While dance classes outside of the movement do not begin with a sister circle, or anything that resembles it, Breezy states that it is fundamental for the instructors to tap into “what people’s bodies will allow them to do for that day.” This awareness was not present in the classes the sisters participated in before they made their own.

The sisters began their movement in 2015 when, after heavily attending other spaces seeking dance and healing, they were met with instructors that did not uplift all women. “Your [past instructors] say you’re about women’s sexiness, but you’re more about the money,” stated Bob. The studios in Oakland were often overpacked with a mixed demographics that was “attempting to assimilate with hipster culture.” The rooms almost always filled with “catty behavior and competition,” an air that did not satisfy the healing component of dancing they yearned for. In addition, the dance practices were taught in ways that aimed to conform black women’s body to moves that did not feel natural. Bobbi recalls being made fun of at an outside studio when she couldn’t get moves down. “We couldn’t find what we were looking for, so we had to create it," Breezy stated.

“Our classes are created for you to level up,” stated Bobbi. When female bodies enter the space with masks on and ready to compete as they have been socialized to do, the space becomes toxic, and it is something #FREETHECHEEKS has witnessed and has worked hard to push back on. When the space is safe and left open to interpretation, it thrives. The foundations of the movement work to establish a balance between sisterhood, individualism and anti-patriarchy. The foundation is upheld in order to ensure a safe environment for every black female that is there to heal, regardless to where she is on the dance spectrum.

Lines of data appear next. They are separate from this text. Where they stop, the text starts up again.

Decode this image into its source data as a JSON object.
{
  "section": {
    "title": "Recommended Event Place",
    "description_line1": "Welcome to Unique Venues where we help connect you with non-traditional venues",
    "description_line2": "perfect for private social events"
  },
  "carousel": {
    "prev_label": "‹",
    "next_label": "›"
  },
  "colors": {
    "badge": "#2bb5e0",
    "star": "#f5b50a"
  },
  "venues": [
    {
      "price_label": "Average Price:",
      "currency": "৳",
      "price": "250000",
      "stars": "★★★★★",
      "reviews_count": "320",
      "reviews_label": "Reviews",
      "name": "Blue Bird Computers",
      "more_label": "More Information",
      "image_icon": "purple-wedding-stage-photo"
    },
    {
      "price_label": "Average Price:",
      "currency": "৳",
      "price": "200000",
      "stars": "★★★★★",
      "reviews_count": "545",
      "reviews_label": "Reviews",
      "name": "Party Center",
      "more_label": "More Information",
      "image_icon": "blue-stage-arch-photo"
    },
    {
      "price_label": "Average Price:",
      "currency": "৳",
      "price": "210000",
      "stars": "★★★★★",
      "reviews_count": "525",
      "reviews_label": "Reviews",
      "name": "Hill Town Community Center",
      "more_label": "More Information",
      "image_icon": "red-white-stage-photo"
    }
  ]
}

“In order to be utilized, our erotic feelings must be recognized. The need for sharing deep feeling is a human need. But within the european-american tradition, this need is satisfied by certain proscribed erotic comings-together. These occasions are almost always characterized by a simultaneous looking away, a pretense of calling them something else, whether a religion, a fit, mob violence, or even playing doctor. And this misnaming of the need and the deed give rise to that distortion which results in pornography and obscenity — the abuse of feeling.”

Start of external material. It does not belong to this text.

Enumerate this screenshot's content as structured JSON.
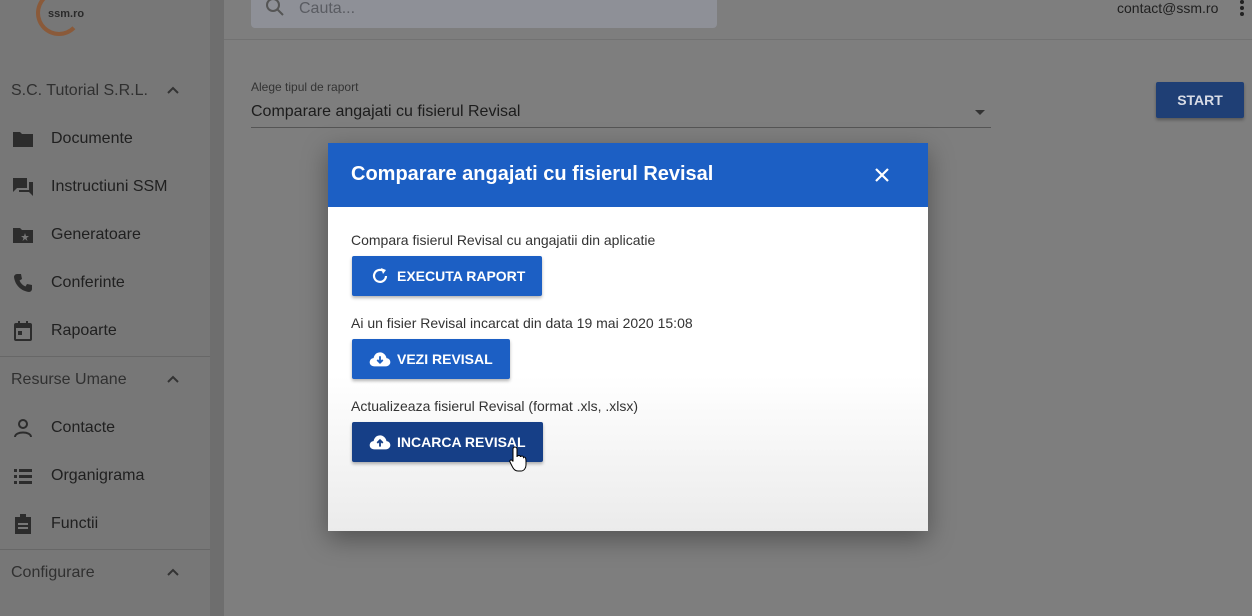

In affinity, together, that’s how we, black women, heal and take back our natural powers. Left alone to explore the ways in which we show up in the world, left alone to lean on one another. Yet this process doesn’t necessarily have many spaces it thrives, especially not publicly, due to stigmas, internalized challenges and/or external barriers.

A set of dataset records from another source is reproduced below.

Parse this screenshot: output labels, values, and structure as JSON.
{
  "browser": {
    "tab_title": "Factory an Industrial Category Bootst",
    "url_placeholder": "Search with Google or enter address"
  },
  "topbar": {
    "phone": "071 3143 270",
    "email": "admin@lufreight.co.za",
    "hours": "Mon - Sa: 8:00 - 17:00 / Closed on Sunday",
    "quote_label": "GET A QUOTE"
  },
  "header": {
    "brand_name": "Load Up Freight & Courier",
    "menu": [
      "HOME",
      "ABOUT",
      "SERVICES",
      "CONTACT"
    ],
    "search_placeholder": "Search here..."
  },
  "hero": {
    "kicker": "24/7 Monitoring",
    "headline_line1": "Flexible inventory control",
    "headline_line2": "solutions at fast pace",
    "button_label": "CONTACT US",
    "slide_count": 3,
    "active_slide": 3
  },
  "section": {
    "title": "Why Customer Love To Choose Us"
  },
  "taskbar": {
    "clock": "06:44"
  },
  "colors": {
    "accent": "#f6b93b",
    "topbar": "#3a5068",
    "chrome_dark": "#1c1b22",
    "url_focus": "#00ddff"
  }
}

Still, the sister duo is making it happen in Oakland. The movement is timely. Women of color, specifically black women, have always been aware of their power, but we are now using our power as a resource unapologetically; not necessarily because we have been granted permission from the white gaze, but because we are supporting and healing in spaces that are inclusive and welcoming to the way we show up. Black women are powerful, and movements like #FREETHECHEEKS, created by us and for us, affirm this.